Perbedaan dengan bahasa ilmiah ini
bisa dilihat dalam tingkatan-tingkatan yang berbeda pada berbagai jenis sastra.
Yang lebih sulit adalah membedakan bahasa sastra dan bahasa sehari-hari. Jadi
pertama-tama hanya secara kuantitatif saja dapat kita bedakan bahasa dan sastra
dan bahasa sehari-hari. Bagaimanapun juga setiap karya sastra menciptakan suatu
keteraturan, menyusun, dan memberi kesatuan pada bahan bakunya.
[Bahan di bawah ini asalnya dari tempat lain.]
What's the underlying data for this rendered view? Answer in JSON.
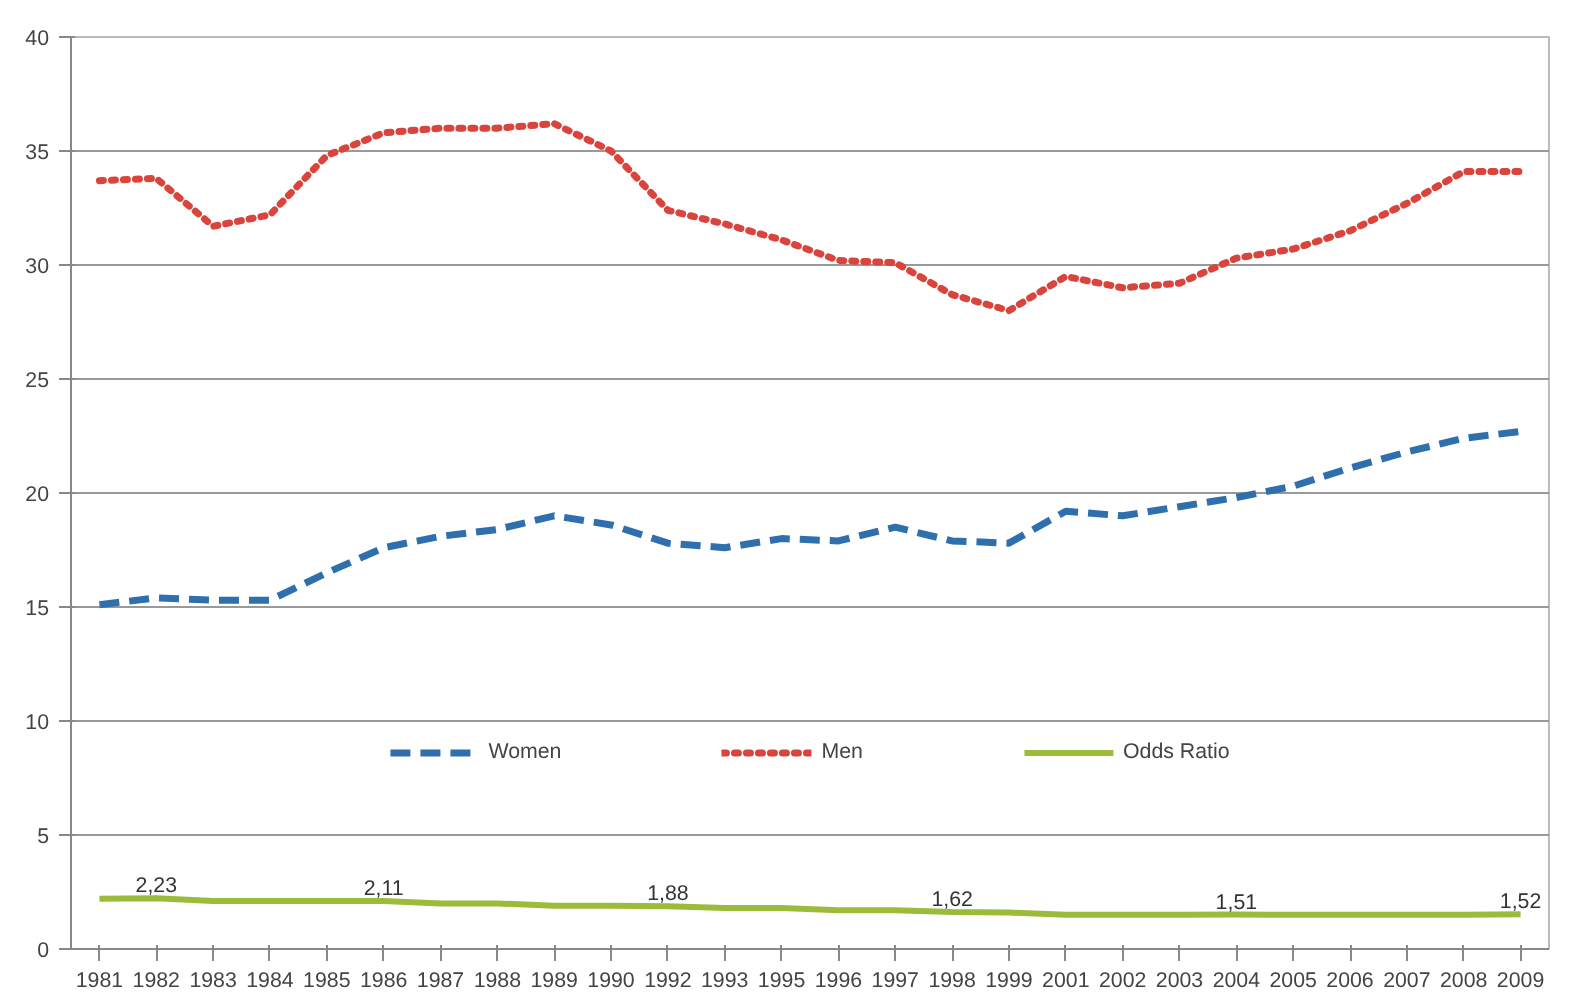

Perbedaan pragmatis antara bahasa
sastra dan bahasa sehari-hari lebih jelas. Seni menciptakan sejenis kerangka
yang menempatkan setiap pernyataannya diluar dunia nyata. “fiksionalitas”,
“ciptaan”, dan “imajinasi” sebagai ciri-ciri khas sastra, mungkin kita mengacu pada
karya-karya Homer, Dante, Shakespeare, Balzac, Keats. Istilah sastra sebagai
karya “imajinatif” di sini tidak berarti bahwa setiap karya sastra harus
memakai imajinasi. Biasanya penulis membuat suatu gambaran umum yang skematis,
yang dibangun atas satu kecenderungan fisik tertentu, sebenarnya pengarang
cukup memberikan gambaran umum yang skematis dan tidak dipenuhi dengan detil.